March 13, 2006

Viewers experience roller-coaster twists and turns as they fly up a winding tributary valley that feeds into Valles Marineris, the "Grand Canyon of Mars." Geologists think channels such as these were carved by water as it escaped through faults and cracks in the subsurface. This caused the ground above it to collapse, leaving a meandering channel that resembles a stream valley on Earth.

This scene comes from "Flight Through Mariner Valley," an exciting video produced for NASA by the Jet Propulsion Laboratory. The video takes viewers on a simulated flight into Valles Marineris, where they explore its scenic wonders as their imaginary scout ship dives low over landslides and races through winding canyons.

The video features high-resolution images from Arizona State University's Thermal Emission Imaging System multi-band camera on NASA's Mars Odyssey.
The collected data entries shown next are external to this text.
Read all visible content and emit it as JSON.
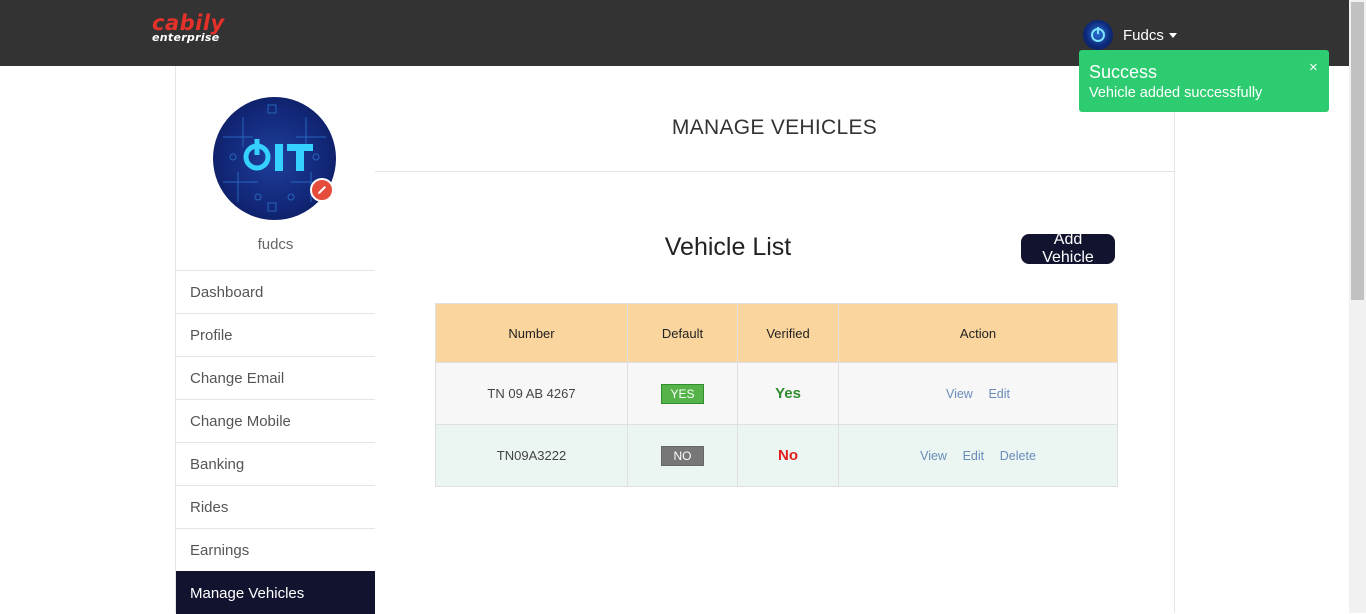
{
  "brand": {
    "name": "cabily",
    "sub": "enterprise",
    "color": "#e4322b"
  },
  "header": {
    "username": "Fudcs"
  },
  "sidebar": {
    "username": "fudcs",
    "items": [
      {
        "label": "Dashboard",
        "active": false
      },
      {
        "label": "Profile",
        "active": false
      },
      {
        "label": "Change Email",
        "active": false
      },
      {
        "label": "Change Mobile",
        "active": false
      },
      {
        "label": "Banking",
        "active": false
      },
      {
        "label": "Rides",
        "active": false
      },
      {
        "label": "Earnings",
        "active": false
      },
      {
        "label": "Manage Vehicles",
        "active": true
      }
    ]
  },
  "main": {
    "page_title": "MANAGE VEHICLES",
    "section_title": "Vehicle List",
    "add_button": "Add Vehicle",
    "table": {
      "columns": [
        "Number",
        "Default",
        "Verified",
        "Action"
      ],
      "rows": [
        {
          "number": "TN 09 AB 4267",
          "default": "YES",
          "verified": "Yes",
          "actions": [
            "View",
            "Edit"
          ]
        },
        {
          "number": "TN09A3222",
          "default": "NO",
          "verified": "No",
          "actions": [
            "View",
            "Edit",
            "Delete"
          ]
        }
      ]
    }
  },
  "toast": {
    "title": "Success",
    "message": "Vehicle added successfully",
    "close": "×",
    "color": "#2ecc71"
  }
}
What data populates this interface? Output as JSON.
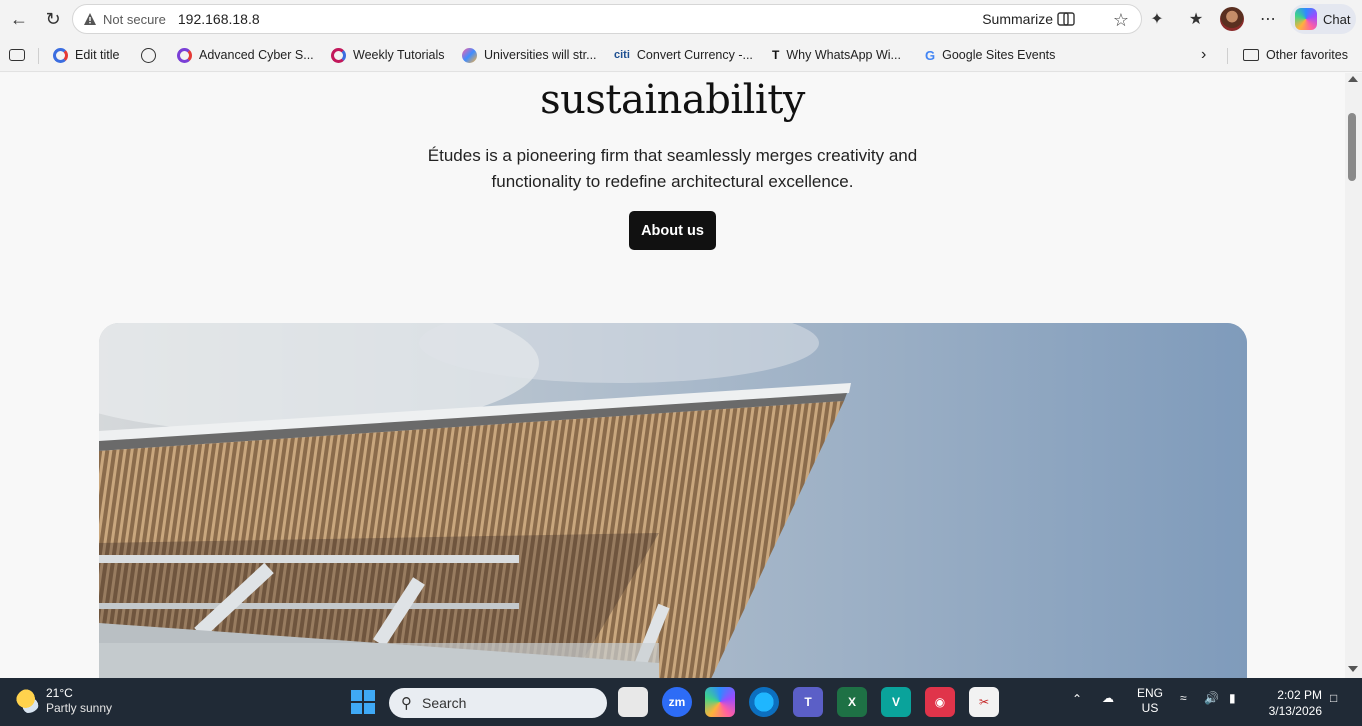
{
  "browser": {
    "security_label": "Not secure",
    "url": "192.168.18.8",
    "summarize_label": "Summarize",
    "chat_label": "Chat"
  },
  "bookmarks": [
    {
      "label": "Edit title",
      "icon": "edit-title-icon",
      "color": "#3b6de0"
    },
    {
      "label": "Advanced Cyber S...",
      "icon": "site-icon",
      "color": "#7a3fd6"
    },
    {
      "label": "Weekly Tutorials",
      "icon": "site-icon",
      "color": "#c2185b"
    },
    {
      "label": "Universities will str...",
      "icon": "butterfly-icon",
      "color": "#3f8cff"
    },
    {
      "label": "Convert Currency -...",
      "icon": "citi-icon",
      "color": "#1d4f91"
    },
    {
      "label": "Why WhatsApp Wi...",
      "icon": "t-icon",
      "color": "#111111"
    },
    {
      "label": "Google Sites Events",
      "icon": "google-icon",
      "color": "#4285f4"
    }
  ],
  "other_favorites": "Other favorites",
  "page": {
    "headline": "sustainability",
    "lead": "Études is a pioneering firm that seamlessly merges creativity and functionality to redefine architectural excellence.",
    "cta": "About us"
  },
  "taskbar": {
    "temp": "21°C",
    "weather": "Partly sunny",
    "search_placeholder": "Search",
    "lang_top": "ENG",
    "lang_bottom": "US",
    "time": "2:02 PM",
    "date": "3/13/2026"
  }
}
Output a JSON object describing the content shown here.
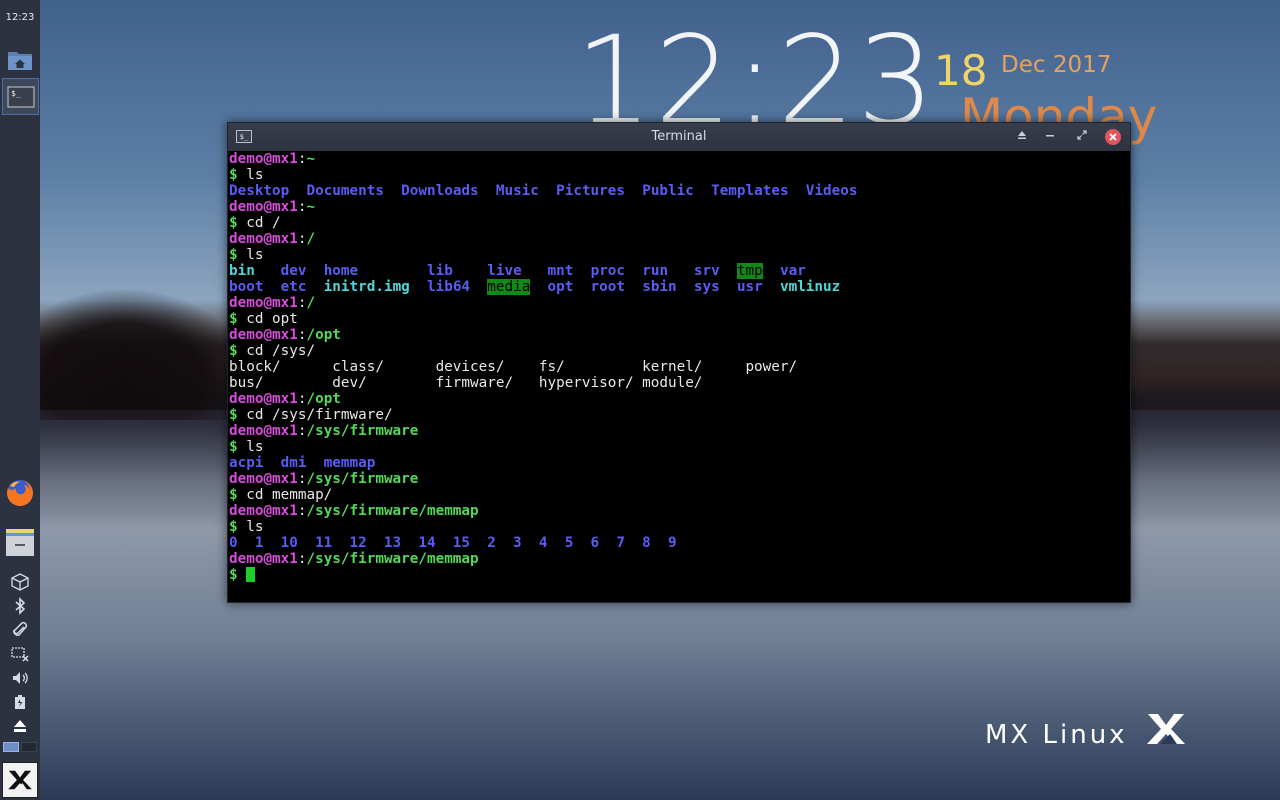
{
  "desktop": {
    "conky": {
      "time": "12:23",
      "day": "18",
      "month_year": "Dec 2017",
      "weekday": "Monday"
    },
    "logo_text": "MX Linux"
  },
  "panel": {
    "clock": "12:23",
    "icons": [
      "home-folder-icon",
      "terminal-icon",
      "firefox-icon",
      "file-manager-icon",
      "package-icon",
      "bluetooth-icon",
      "clipboard-icon",
      "screenshot-icon",
      "volume-icon",
      "battery-icon",
      "eject-icon",
      "mx-menu-icon"
    ]
  },
  "terminal": {
    "title": "Terminal",
    "title_icon": "$_",
    "prompt_user": "demo",
    "prompt_host": "@mx1",
    "lines": [
      {
        "type": "prompt",
        "path": "~"
      },
      {
        "type": "cmd",
        "text": "ls"
      },
      {
        "type": "out",
        "items": [
          {
            "t": "Desktop",
            "c": "dir"
          },
          {
            "t": "  ",
            "c": "plain"
          },
          {
            "t": "Documents",
            "c": "dir"
          },
          {
            "t": "  ",
            "c": "plain"
          },
          {
            "t": "Downloads",
            "c": "dir"
          },
          {
            "t": "  ",
            "c": "plain"
          },
          {
            "t": "Music",
            "c": "dir"
          },
          {
            "t": "  ",
            "c": "plain"
          },
          {
            "t": "Pictures",
            "c": "dir"
          },
          {
            "t": "  ",
            "c": "plain"
          },
          {
            "t": "Public",
            "c": "dir"
          },
          {
            "t": "  ",
            "c": "plain"
          },
          {
            "t": "Templates",
            "c": "dir"
          },
          {
            "t": "  ",
            "c": "plain"
          },
          {
            "t": "Videos",
            "c": "dir"
          }
        ]
      },
      {
        "type": "prompt",
        "path": "~"
      },
      {
        "type": "cmd",
        "text": "cd /"
      },
      {
        "type": "prompt",
        "path": "/"
      },
      {
        "type": "cmd",
        "text": "ls"
      },
      {
        "type": "out",
        "items": [
          {
            "t": "bin",
            "c": "link"
          },
          {
            "t": "   ",
            "c": "plain"
          },
          {
            "t": "dev",
            "c": "dir"
          },
          {
            "t": "  ",
            "c": "plain"
          },
          {
            "t": "home",
            "c": "dir"
          },
          {
            "t": "        ",
            "c": "plain"
          },
          {
            "t": "lib",
            "c": "dir"
          },
          {
            "t": "    ",
            "c": "plain"
          },
          {
            "t": "live",
            "c": "dir"
          },
          {
            "t": "   ",
            "c": "plain"
          },
          {
            "t": "mnt",
            "c": "dir"
          },
          {
            "t": "  ",
            "c": "plain"
          },
          {
            "t": "proc",
            "c": "dir"
          },
          {
            "t": "  ",
            "c": "plain"
          },
          {
            "t": "run",
            "c": "dir"
          },
          {
            "t": "   ",
            "c": "plain"
          },
          {
            "t": "srv",
            "c": "dir"
          },
          {
            "t": "  ",
            "c": "plain"
          },
          {
            "t": "tmp",
            "c": "stickydir"
          },
          {
            "t": "  ",
            "c": "plain"
          },
          {
            "t": "var",
            "c": "dir"
          }
        ]
      },
      {
        "type": "out",
        "items": [
          {
            "t": "boot",
            "c": "dir"
          },
          {
            "t": "  ",
            "c": "plain"
          },
          {
            "t": "etc",
            "c": "dir"
          },
          {
            "t": "  ",
            "c": "plain"
          },
          {
            "t": "initrd.img",
            "c": "link"
          },
          {
            "t": "  ",
            "c": "plain"
          },
          {
            "t": "lib64",
            "c": "dir"
          },
          {
            "t": "  ",
            "c": "plain"
          },
          {
            "t": "media",
            "c": "stickydir"
          },
          {
            "t": "  ",
            "c": "plain"
          },
          {
            "t": "opt",
            "c": "dir"
          },
          {
            "t": "  ",
            "c": "plain"
          },
          {
            "t": "root",
            "c": "dir"
          },
          {
            "t": "  ",
            "c": "plain"
          },
          {
            "t": "sbin",
            "c": "dir"
          },
          {
            "t": "  ",
            "c": "plain"
          },
          {
            "t": "sys",
            "c": "dir"
          },
          {
            "t": "  ",
            "c": "plain"
          },
          {
            "t": "usr",
            "c": "dir"
          },
          {
            "t": "  ",
            "c": "plain"
          },
          {
            "t": "vmlinuz",
            "c": "link"
          }
        ]
      },
      {
        "type": "prompt",
        "path": "/"
      },
      {
        "type": "cmd",
        "text": "cd opt"
      },
      {
        "type": "prompt",
        "path": "/opt"
      },
      {
        "type": "cmd",
        "text": "cd /sys/"
      },
      {
        "type": "out",
        "items": [
          {
            "t": "block/      class/      devices/    fs/         kernel/     power/",
            "c": "plain"
          }
        ]
      },
      {
        "type": "out",
        "items": [
          {
            "t": "bus/        dev/        firmware/   hypervisor/ module/",
            "c": "plain"
          }
        ]
      },
      {
        "type": "prompt",
        "path": "/opt"
      },
      {
        "type": "cmd",
        "text": "cd /sys/firmware/"
      },
      {
        "type": "prompt",
        "path": "/sys/firmware"
      },
      {
        "type": "cmd",
        "text": "ls"
      },
      {
        "type": "out",
        "items": [
          {
            "t": "acpi",
            "c": "dir"
          },
          {
            "t": "  ",
            "c": "plain"
          },
          {
            "t": "dmi",
            "c": "dir"
          },
          {
            "t": "  ",
            "c": "plain"
          },
          {
            "t": "memmap",
            "c": "dir"
          }
        ]
      },
      {
        "type": "prompt",
        "path": "/sys/firmware"
      },
      {
        "type": "cmd",
        "text": "cd memmap/"
      },
      {
        "type": "prompt",
        "path": "/sys/firmware/memmap"
      },
      {
        "type": "cmd",
        "text": "ls"
      },
      {
        "type": "out",
        "items": [
          {
            "t": "0  1  10  11  12  13  14  15  2  3  4  5  6  7  8  9",
            "c": "dir"
          }
        ]
      },
      {
        "type": "prompt",
        "path": "/sys/firmware/memmap"
      },
      {
        "type": "cursor"
      }
    ]
  },
  "colors": {
    "prompt_user": "#d44fd7",
    "prompt_path": "#54d85a",
    "dir": "#5a5cf2",
    "link": "#4fd7d7",
    "sticky_bg": "#0e8a17",
    "cursor": "#1ecf2a",
    "panel_bg": "#2c3240",
    "close_button": "#e0565f"
  }
}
The images, which show details as small as 300 meters (1,000 feet) across, were taken at infrared wavelengths during the Martian daytime. Scientists joined hundreds of individual frames from the camera into a giant mosaic, then colored the mosaic to approximate how Mars would appear to the human eye.

To give the mosaic depth and height, moviemakers fitted it to a computerized topographic model for Valles Marineris. This was developed using hundreds of thousands of altitude measurements by the Mars Orbiter Laser Altimeter, an instrument on NASA's Mars Global Surveyor spacecraft.